Oxygen is the most widespread chemical element found on Earth, commonly dissolving into rivers, lakes or oceans. Molecular oxygen occurs almost completely in the atmosphere.
Oxygen is an oxidizing agent that easily forms oxides with virtually all chemical elements except noble gases. As a result, most of the Earth’s oxygen binds to other elements in compounds such as silicates, oxides and water.
Although the Dioxygen (O2) is generally called only Oxygen, it’s actually a diatomic molecule composed of two oxygen atoms. The other allotropic variety of oxygen formed by three atoms (O3), is known as Ozone.

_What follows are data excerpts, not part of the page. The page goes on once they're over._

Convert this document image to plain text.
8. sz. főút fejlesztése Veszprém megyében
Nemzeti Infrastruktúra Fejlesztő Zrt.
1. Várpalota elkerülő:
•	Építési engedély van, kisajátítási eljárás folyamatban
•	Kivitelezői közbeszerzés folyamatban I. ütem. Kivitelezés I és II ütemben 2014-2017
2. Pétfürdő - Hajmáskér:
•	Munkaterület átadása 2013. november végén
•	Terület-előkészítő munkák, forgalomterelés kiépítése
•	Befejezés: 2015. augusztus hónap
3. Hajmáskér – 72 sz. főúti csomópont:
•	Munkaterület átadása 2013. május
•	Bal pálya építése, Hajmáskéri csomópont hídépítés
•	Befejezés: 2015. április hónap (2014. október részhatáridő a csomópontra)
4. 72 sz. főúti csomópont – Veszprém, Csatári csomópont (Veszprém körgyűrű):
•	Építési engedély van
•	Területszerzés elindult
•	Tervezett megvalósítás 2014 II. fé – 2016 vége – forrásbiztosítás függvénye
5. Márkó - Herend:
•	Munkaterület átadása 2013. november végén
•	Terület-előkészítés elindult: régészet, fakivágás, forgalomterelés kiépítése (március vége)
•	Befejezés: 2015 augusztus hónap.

In Medicine, oxygen supplementation is used primarily to increase oxygen levels in the bloodstream of patients. Oxygen is used therapeutically to treat emphysema, pneumonia, heart conditions such as congestive heart failure, some disorders that cause increased pulmonary artery pressure, and any other disease that affects the body’s ability to absorb and use gaseous oxygen.
Oxygen Therapies that generate supplemental oxygen are also used in situations when there is an insufficient level of oxygen in the blood, for example due to carbon monoxide toxicity. Long-term oxygen is often useful in people with a chronically low oxygen level, such as those with cystic fibrosis.
Oxygen can be administered in several ways, including using a nasal cannula, a facial mask or inside a hyperbaric chamber. The treatments are adaptable enough to be used in hospitals, in the patient’s own home or, increasingly, with portable devices.